Although drop-shot rigs are nothing new, they have slowly started pushing aside the venerable Carolina rig from its place as the most relied-upon rig for fishing live bait in saltwater.

The biggest advantage of a drop-shot rig, according to Joey Hedrick, is that it keeps his live bait off the bottom whereas a Carolina rig drags the bait toward the bottom.

"Some people don't realize that when you pull the weight on a Carolina rig it draws the bait down to the bottom," he explained. "Well, that has two negative consequences in my eyes. First, your bait is going to stay hung on bottom. Second, you're going to catch a lot more catfish."

But the design of a drop-shot rig puts the bait above the sinker rather than below it.

With a three-way swivel at the heart of his drop-shot rig Hedrick ties about a 3-foot leader tied to a No. 6 treble hook to the swivel's middle ring. He ties a No. 10 snap swivel to one end of a 2-foot length of line and a bank sinker to the other, and then snaps that to the swivel's bottom ring.

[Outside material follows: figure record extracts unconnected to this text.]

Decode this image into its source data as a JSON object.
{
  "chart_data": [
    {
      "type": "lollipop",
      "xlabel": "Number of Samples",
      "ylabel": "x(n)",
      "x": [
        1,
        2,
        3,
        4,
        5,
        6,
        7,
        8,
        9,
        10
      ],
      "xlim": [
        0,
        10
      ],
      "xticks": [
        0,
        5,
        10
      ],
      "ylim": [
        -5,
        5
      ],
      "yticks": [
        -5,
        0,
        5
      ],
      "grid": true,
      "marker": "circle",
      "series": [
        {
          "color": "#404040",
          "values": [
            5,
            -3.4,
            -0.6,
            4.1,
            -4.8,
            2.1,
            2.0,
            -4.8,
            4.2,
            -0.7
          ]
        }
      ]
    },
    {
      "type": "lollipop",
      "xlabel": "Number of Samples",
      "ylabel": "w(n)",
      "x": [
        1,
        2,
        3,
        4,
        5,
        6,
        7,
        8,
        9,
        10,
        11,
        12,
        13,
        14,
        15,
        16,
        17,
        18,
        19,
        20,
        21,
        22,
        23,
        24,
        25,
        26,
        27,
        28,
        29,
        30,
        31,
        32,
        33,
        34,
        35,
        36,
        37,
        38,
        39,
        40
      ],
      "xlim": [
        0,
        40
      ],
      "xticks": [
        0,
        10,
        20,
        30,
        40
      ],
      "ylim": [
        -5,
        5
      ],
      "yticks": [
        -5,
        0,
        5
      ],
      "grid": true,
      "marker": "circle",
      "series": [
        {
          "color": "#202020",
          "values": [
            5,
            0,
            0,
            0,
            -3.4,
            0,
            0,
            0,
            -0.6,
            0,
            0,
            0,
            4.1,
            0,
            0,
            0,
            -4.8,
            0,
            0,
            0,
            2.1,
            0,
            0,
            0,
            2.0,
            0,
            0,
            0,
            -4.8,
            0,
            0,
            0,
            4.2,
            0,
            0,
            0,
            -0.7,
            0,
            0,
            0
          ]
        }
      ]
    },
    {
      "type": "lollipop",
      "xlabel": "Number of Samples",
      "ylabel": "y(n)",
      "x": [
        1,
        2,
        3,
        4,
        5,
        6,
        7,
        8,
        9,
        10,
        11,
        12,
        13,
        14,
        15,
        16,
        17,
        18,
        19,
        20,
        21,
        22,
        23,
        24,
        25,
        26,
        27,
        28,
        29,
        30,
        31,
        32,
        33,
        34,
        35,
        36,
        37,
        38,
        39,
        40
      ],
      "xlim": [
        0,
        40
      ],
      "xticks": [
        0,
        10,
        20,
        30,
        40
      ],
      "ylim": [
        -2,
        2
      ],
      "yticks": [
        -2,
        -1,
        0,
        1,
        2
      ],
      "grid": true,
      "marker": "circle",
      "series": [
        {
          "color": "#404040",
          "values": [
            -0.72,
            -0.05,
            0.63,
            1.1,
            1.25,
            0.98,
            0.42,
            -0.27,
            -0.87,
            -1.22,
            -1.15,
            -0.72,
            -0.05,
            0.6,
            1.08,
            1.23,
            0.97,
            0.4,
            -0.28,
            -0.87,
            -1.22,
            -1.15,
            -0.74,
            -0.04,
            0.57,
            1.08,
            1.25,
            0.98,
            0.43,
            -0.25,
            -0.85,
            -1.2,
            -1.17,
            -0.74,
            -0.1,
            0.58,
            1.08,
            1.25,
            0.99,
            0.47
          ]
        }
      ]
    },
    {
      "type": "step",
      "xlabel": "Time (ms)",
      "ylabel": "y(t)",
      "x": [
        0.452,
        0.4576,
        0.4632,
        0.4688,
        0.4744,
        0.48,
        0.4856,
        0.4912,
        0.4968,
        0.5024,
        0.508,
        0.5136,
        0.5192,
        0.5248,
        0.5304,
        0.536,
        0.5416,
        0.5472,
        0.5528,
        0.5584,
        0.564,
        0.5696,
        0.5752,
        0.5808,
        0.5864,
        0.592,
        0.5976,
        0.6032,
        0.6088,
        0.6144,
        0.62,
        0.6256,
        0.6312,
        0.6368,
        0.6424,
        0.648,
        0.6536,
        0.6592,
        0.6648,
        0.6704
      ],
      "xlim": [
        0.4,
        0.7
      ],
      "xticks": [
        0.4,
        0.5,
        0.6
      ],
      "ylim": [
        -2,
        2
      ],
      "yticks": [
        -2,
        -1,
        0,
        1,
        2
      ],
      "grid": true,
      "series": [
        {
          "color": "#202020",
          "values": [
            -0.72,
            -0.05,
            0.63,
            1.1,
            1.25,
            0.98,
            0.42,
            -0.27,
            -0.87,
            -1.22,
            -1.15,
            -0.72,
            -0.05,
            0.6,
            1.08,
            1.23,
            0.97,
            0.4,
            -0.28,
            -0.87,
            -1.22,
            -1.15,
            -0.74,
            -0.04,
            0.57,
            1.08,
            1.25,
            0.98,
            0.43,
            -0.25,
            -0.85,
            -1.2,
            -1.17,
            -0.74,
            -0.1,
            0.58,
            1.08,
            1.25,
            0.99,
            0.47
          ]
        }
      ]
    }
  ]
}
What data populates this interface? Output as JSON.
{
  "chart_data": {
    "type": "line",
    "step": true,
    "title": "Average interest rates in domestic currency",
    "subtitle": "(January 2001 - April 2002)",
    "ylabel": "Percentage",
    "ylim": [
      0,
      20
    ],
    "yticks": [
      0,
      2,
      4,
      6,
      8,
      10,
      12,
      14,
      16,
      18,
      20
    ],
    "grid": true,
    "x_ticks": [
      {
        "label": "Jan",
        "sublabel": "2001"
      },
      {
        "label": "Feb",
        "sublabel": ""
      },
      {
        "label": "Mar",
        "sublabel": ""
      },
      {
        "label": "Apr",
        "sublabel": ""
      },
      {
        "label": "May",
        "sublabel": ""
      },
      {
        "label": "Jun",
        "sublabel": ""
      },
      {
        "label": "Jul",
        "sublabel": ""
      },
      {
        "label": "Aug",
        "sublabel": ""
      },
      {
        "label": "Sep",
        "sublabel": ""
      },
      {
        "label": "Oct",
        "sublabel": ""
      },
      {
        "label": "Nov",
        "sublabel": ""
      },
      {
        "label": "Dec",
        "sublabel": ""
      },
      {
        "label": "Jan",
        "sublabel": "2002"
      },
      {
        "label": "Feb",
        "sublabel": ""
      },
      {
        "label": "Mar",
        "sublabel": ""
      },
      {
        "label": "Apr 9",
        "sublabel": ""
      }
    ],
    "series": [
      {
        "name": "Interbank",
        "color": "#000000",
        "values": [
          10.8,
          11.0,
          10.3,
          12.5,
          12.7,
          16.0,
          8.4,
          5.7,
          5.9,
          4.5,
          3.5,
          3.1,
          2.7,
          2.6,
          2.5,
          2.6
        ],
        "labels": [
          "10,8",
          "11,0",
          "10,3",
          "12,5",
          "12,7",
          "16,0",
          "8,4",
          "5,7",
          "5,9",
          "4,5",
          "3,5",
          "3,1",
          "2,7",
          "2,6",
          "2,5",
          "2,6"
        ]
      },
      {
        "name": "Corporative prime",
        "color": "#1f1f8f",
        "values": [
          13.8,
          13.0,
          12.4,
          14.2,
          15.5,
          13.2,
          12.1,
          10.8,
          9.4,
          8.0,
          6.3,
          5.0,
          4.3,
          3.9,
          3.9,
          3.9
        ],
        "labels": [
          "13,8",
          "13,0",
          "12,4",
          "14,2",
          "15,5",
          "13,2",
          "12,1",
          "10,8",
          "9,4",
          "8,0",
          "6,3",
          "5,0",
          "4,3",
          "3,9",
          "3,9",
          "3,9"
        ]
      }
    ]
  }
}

"All you've got to do is tie your main line to the top ring of the swivel, and you're ready to go," Hedrick noted. "I think I get a lot more bites with a longer hook line than the sinker line because it allows my live bait to move freely in the water with a lot more action up off the bottom."

As is obvious from Hedrick's explanation, a drop-shot rig gives an angler more direct contact with his live bait since the weight is below the bait and not above it.

"It gives you a lot better feel because you almost have direct contact with your bait," he said. "With a Carolina rig, the only way you know a fish is there is if he hits your bait hard enough to move your sinker.

"A drop shot gives me so much more feel that I can actually feel the shrimp kicking and trying to not get eaten."

Rather than drag his weight across the bottom, Hedrick likes to slowly lift the weight off the bottom and ease it back down, and he feels the shape of the bank sinker keeps him from getting hung in the shells as much.

"With every lift and drop, my shrimp is just easing through the water at the perfect depth where hungry trout patrol the reefs," Hedrick said. "There's no doubt you can catch fish on a Carolina rig, but for me and a lot of other folks I know, the drop shot has replaced the Carolina rig as our go-to rigs for live bait."